Quando pontua-se a questão do amálgama das intervenções, torna-se
necessária uma reflexão acerca dos limites, das atividades de cada serviço,
para que o processo de integração não se desvie para a confusão e desresponsabilização. Até onde vai o papel do educador
social de rua e onde deve entrar a ação do conselheiro tutelar? Quem toma as
medidas de proteção e quem detecta a demanda? Quem procura o menino na rua? E,
quem continua o trabalho de acompanhamento do caso após os primeiros
encaminhamentos institucionais? Como se articulam as ações sem se sobreporem?
Após a
discussão de caso interinstitucional, os
participantes levam consigo elementos preciosos que poderão enriquecer a sua
intervenção em relação à família ou sujeito discutido. O educador social de
rua, em seu trabalho de abordagem, poderá encontrar novamente um indivíduo que
teve seu caso discutido coletivamente. A partir do momento que está apropriado
dos encaminhamentos propostos na discussão de caso interinstitucional,
poderá atuar de uma forma mais integrada com os demais serviços envolvidos no
acompanhamento, retomando as combinações com o sujeito encontrado.
Morin[1] , pensador
contemporâneo que tem se dedicado a refletir sobre a complexidade da nossa
sociedade, aponta para a necessidade de prestarmos mais atenção às relações,
ou, como fala o autor, interações, entre as partes que compõe o tecido social.
Segundo o autor, as interações permitiriam a organização do sistema. Essa
organização possibilitaria um funcionamento coerente, permeado por regras e
regulações, estruturando as relações.
Nesse
sentido, cabe lembrar que durante a discussão de caso interinstitucional,
ocorre a emergência de idéias que só é possível devido
ao relato das práticas individuais e que, ao final da discussão, não se reduz
apenas a soma das experiências, e sim, a uma ação constituída a partir da
interação dos serviços. Esta interação poderá ser sentida por quem está sendo
atendido ao perceber coerência e complementaridade nas ações propostas pois,
desta forma, não se perde de vista o todo, o sujeito integralmente atendido.
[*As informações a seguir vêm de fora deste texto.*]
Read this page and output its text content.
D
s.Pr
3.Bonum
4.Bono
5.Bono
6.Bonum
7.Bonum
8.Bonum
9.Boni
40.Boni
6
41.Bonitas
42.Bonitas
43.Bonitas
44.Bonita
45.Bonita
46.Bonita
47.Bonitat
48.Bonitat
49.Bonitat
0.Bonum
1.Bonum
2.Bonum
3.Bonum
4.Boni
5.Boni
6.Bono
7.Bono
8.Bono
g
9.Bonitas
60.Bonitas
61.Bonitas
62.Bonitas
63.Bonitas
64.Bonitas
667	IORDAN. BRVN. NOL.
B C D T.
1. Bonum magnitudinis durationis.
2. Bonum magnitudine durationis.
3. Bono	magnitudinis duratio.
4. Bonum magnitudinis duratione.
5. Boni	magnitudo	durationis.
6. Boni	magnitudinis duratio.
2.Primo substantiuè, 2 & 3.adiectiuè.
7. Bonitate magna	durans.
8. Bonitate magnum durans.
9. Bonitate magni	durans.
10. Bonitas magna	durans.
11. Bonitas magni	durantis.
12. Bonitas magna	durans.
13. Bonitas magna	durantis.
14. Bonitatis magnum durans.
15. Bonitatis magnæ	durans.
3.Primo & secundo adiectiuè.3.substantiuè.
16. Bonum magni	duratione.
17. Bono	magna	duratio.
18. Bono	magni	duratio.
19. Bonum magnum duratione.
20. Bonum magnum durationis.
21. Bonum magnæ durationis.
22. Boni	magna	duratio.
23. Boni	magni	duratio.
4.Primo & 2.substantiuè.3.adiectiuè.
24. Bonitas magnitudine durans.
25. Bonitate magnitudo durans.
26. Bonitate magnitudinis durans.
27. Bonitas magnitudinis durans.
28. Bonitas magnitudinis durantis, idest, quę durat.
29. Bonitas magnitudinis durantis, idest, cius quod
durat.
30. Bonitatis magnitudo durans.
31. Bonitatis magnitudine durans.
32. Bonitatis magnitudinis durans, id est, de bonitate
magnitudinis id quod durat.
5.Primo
A
iniciativa de realizar estudos dos casos em redes de serviços e programas que atuam
direta ou indiretamente com esta população parece ser o que mais se aproxima de
uma ação efetiva para cercear as carências de atendimento e resolver as
demandas.
Com a
ilustração desta prática não queremos colocar um entendimento
completo, fechado, a solução da situação, mas sim possibilitar novos
questionamentos, abrir novas fronteiras, descobrir novos caminhos, mesmo que
todos se pensem mapeados. Como nos diz Saramago[2],
sempre existem novas ilhas a serem descobertas, novas fronteiras a serem
conquistadas.
Verificamos,
nos últimos anos, um aumento substancial da pobreza e o surgimento de uma
categoria que nos deixa atônitos: aqueles situados abaixo da linha de pobreza -
os miseráveis. O crescimento quantitativo vem acompanhado de uma complexificação dos cenários de exclusão: problemas
financeiros somam-se à questão do uso de drogas, da disseminação do vírus HIV e
das dificuldades em relação à saúde mental. Essa transformação exige dos
serviços que se propõe a trabalhar com essa população uma reflexão sobre o seu
fazer e a busca de alternativas que dêem conta dessa problemática. Pensando
nessas questões, propomos, neste artigo, a reflexão de uma prática social que
passamos a utilizar recentemente no Serviço de Educação Social de Rua que é o estudo
de caso interinstitucional. Essa prática visa a participação dos profissionais envolvidos no
acompanhamento de determinadas situações abrindo maiores possibilidades de
apropriação do histórico individual, familiar e institucional da criança e/ou
adolescente.
NOTAS
[1] MORIN,
Edgar. Ciência com Consciência. Rio de Janeiro: Bertrand Brasil, 2000.
[2]
SARAMAGO, José. O conto da ilha desconhecida. São Paulo: Cia. das Letras, 1998.